What does it take to trade in a commodity that cannot be seen or touched--and isn't even a commodity in the United States? First of three parts.

By David Biello and The Daily Climate 

NEW YORK—When convincing someone to trade in a commodity that cannot be seen or touched, it's best to hold their hand—even if only by telephone. Standing while talking helps, too, at least for broker Lenny Hochschild, who specializes in convincing everyone from agribusiness to electric utilities to buy and sell in a market that doesn't exist yet—a U.S. market for the right to emit carbon dioxide, the most ubiquitous greenhouse gas changing the global climate.
This is possibly the newest market in the world, a would-be global attempt to create a trade in the greenhouse gas emissions from any nation's fleet of cars, household refrigerators, electric power plants, factories, even farms. It's an attempt to peel back the smothering blanket of global warming by giving people a financial incentive to reduce emissions under an economic concept known as cap and trade.
The carbon desk Hochschild occupies is in the middle of five long rows of tables, buried under computer monitors, laptops and thick books of market arcana, that make up the trading floor at Evolution Markets, an "environmental" brokerage in White Plains, N.Y.

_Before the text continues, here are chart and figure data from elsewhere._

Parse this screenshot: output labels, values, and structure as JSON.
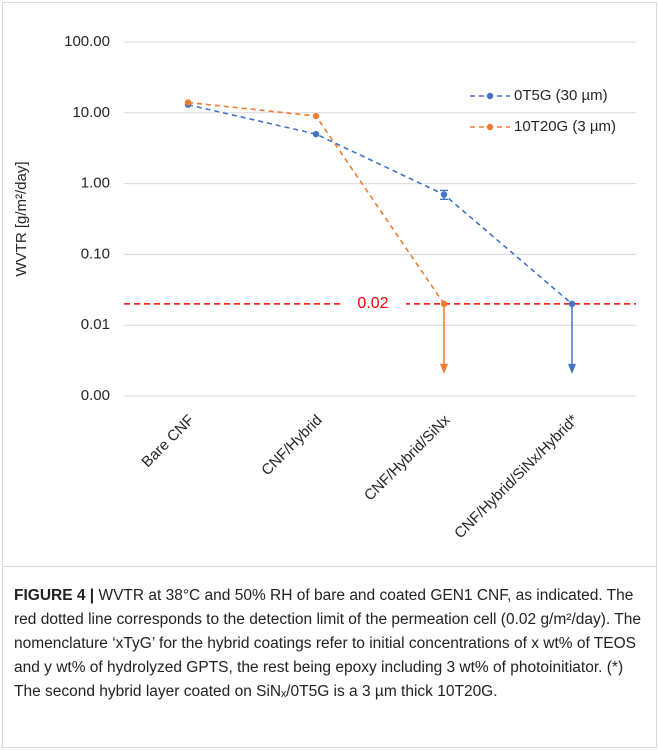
{
  "chart_data": {
    "type": "line",
    "log_y": true,
    "y_label": "WVTR [g/m²/day]",
    "categories": [
      "Bare CNF",
      "CNF/Hybrid",
      "CNF/Hybrid/SiNx",
      "CNF/Hybrid/SiNx/Hybrid*"
    ],
    "series": [
      {
        "name": "0T5G (30 µm)",
        "color": "#4472c4",
        "values": [
          13,
          5,
          0.7,
          0.02
        ],
        "errors": [
          null,
          null,
          0.1,
          null
        ]
      },
      {
        "name": "10T20G (3 µm)",
        "color": "#ed7d31",
        "values": [
          14,
          9,
          0.02,
          null
        ]
      }
    ],
    "ylim": [
      0.001,
      100
    ],
    "yticks": [
      {
        "value": 0.001,
        "label": "0.00"
      },
      {
        "value": 0.01,
        "label": "0.01"
      },
      {
        "value": 0.1,
        "label": "0.10"
      },
      {
        "value": 1,
        "label": "1.00"
      },
      {
        "value": 10,
        "label": "10.00"
      },
      {
        "value": 100,
        "label": "100.00"
      }
    ],
    "grid": true,
    "legend": "top-right",
    "detection_limit": {
      "value": 0.02,
      "color": "#ff0000"
    }
  },
  "caption": {
    "label": "FIGURE 4 |",
    "text": "WVTR at 38°C and 50% RH of bare and coated GEN1 CNF, as indicated. The red dotted line corresponds to the detection limit of the permeation cell (0.02 g/m²/day). The nomenclature ‘xTyG’ for the hybrid coatings refer to initial concentrations of x wt% of TEOS and y wt% of hydrolyzed GPTS, the rest being epoxy including 3 wt% of photoinitiator. (*) The second hybrid layer coated on SiNₓ/0T5G is a 3 µm thick 10T20G."
  }
}
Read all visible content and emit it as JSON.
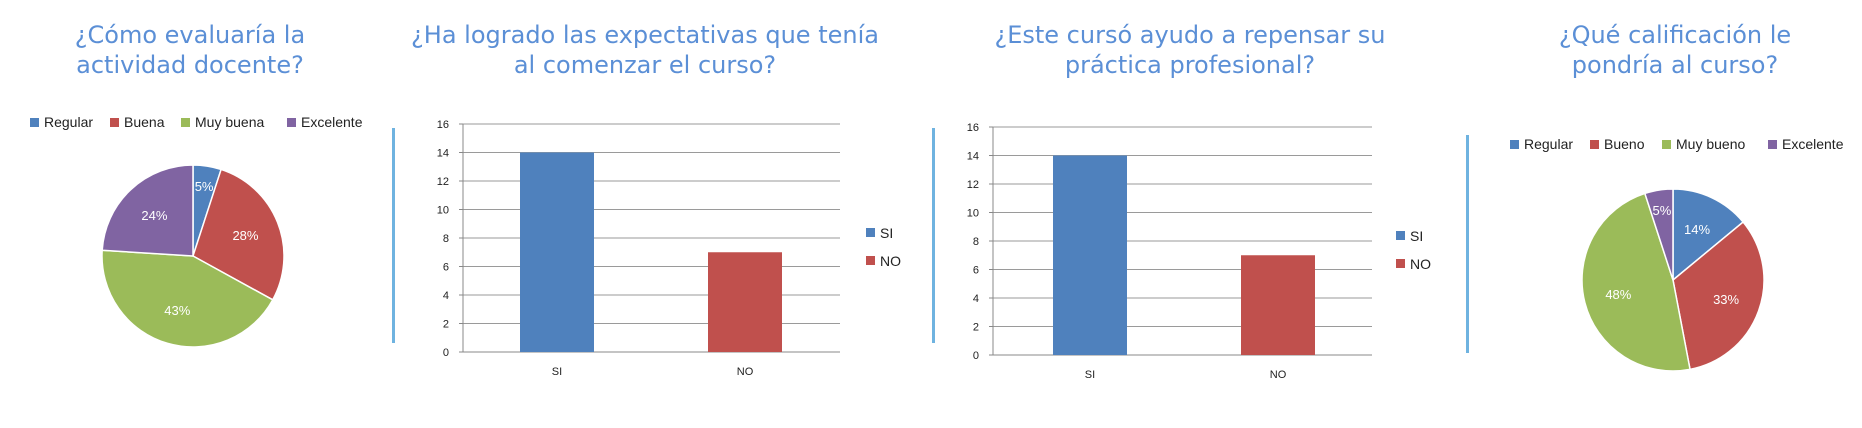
{
  "colors": {
    "blue": "#4f81bd",
    "red": "#c0504d",
    "green": "#9bbb59",
    "purple": "#8064a2",
    "title": "#5b8fd6",
    "divider": "#6fb3e0"
  },
  "chart_data": [
    {
      "type": "pie",
      "title": "¿Cómo evaluaría la actividad docente?",
      "title_lines": [
        "¿Cómo evaluaría la",
        "actividad docente?"
      ],
      "categories": [
        "Regular",
        "Buena",
        "Muy buena",
        "Excelente"
      ],
      "values": [
        5,
        28,
        43,
        24
      ],
      "labels": [
        "5%",
        "28%",
        "43%",
        "24%"
      ],
      "colors": [
        "#4f81bd",
        "#c0504d",
        "#9bbb59",
        "#8064a2"
      ],
      "legend": "top"
    },
    {
      "type": "bar",
      "title": "¿Ha logrado las expectativas que tenía al comenzar el curso?",
      "title_lines": [
        "¿Ha logrado las expectativas que tenía",
        "al comenzar el curso?"
      ],
      "categories": [
        "SI",
        "NO"
      ],
      "values": [
        14,
        7
      ],
      "colors": [
        "#4f81bd",
        "#c0504d"
      ],
      "ylim": [
        0,
        16
      ],
      "yticks": [
        "0",
        "2",
        "4",
        "6",
        "8",
        "10",
        "12",
        "14",
        "16"
      ],
      "grid": true,
      "legend": "right"
    },
    {
      "type": "bar",
      "title": "¿Este cursó ayudo a repensar su práctica profesional?",
      "title_lines": [
        "¿Este cursó ayudo a repensar su",
        "práctica profesional?"
      ],
      "categories": [
        "SI",
        "NO"
      ],
      "values": [
        14,
        7
      ],
      "colors": [
        "#4f81bd",
        "#c0504d"
      ],
      "ylim": [
        0,
        16
      ],
      "yticks": [
        "0",
        "2",
        "4",
        "6",
        "8",
        "10",
        "12",
        "14",
        "16"
      ],
      "grid": true,
      "legend": "right"
    },
    {
      "type": "pie",
      "title": "¿Qué calificación le pondría al curso?",
      "title_lines": [
        "¿Qué calificación le",
        "pondría al curso?"
      ],
      "categories": [
        "Regular",
        "Bueno",
        "Muy bueno",
        "Excelente"
      ],
      "values": [
        14,
        33,
        48,
        5
      ],
      "labels": [
        "14%",
        "33%",
        "48%",
        "5%"
      ],
      "colors": [
        "#4f81bd",
        "#c0504d",
        "#9bbb59",
        "#8064a2"
      ],
      "legend": "top"
    }
  ]
}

Hochschild got his trading start in more physical commodities: metals, specifically the so-called "base metals," such as copper. Of course, copper is the primary metal used around the world to move electricity and that's a route Hochschild followed as well, moving into energy products and, then, in 2003, starting to trade renewable energy credits—another government run market in chits that show a given electric utility has produced or bought a sufficient amount of electricity from renewable resources, such as the sun or wind, to meet a mandate.
The trading of any commodity—whether wheat, pork bellies or renewable energy credits—is essentially the same, but it helps to have an understanding of the reality behind the abstract: the color-coded blinking numbers on a broker's multiple computer screens that reflect current prices in a spread of different regional carbon markets, like the European Carbon Exchange. As a result, many emissions brokers are former traders of the commodities important to the industries that emit CO2—whether metals or coal, oil, and natural gas. After all, the use of those commodities gives rise to the carbon commodity—an emissions allowance—in the same way that burning coal releases CO2.
But Hochschild didn't move to the carbon market to save the world. "It's a market that's growing," he said. "It's a market that's doing what needs to be done and allows me to earn a decent living." In fact, the low volume, high margin market is responsible for 25 percent of Evolution's global revenue, according to spokesman Evan Ard.
The effort to create a national market for such CO2 emissions received a serious blow when the U.S. Senate abandoned the effort to pass a climate bill this summer. But worldwide markets are growing, and brokerage houses see potential despite the domestic setback: Worldwide, emissions trading was a $144 billion market in 2009, according to the World Bank, and 2010 figures to be even higher. Regional markets are spreading, notably on the West and East coasts of the United States. Europe's cap-and-trade system, the largest emissions trading scheme in the world and a pillar of the European Union's climate policy, has been up and running since 2005.
To be a broker like Hochschild is to collect a commission—and to convince two companies or, really, two people to exchange something in return for a fee. In Evolution's case they collect at least 3.5 percent of any deal, plus various fees. But what are the parties actually trading? In the case of the carbon market, it's the right to pollute the atmosphere with greenhouse gases.
Here's how it works: first the government sets a cap, or an overall limit on the amount of greenhouse gas pollution permitted. Then the government awards or sells permits to emit said pollution. Those companies that can reduce emissions below the assigned amount can then sell the excess to other companies struggling to meet the cap—this is the trade portion of the name.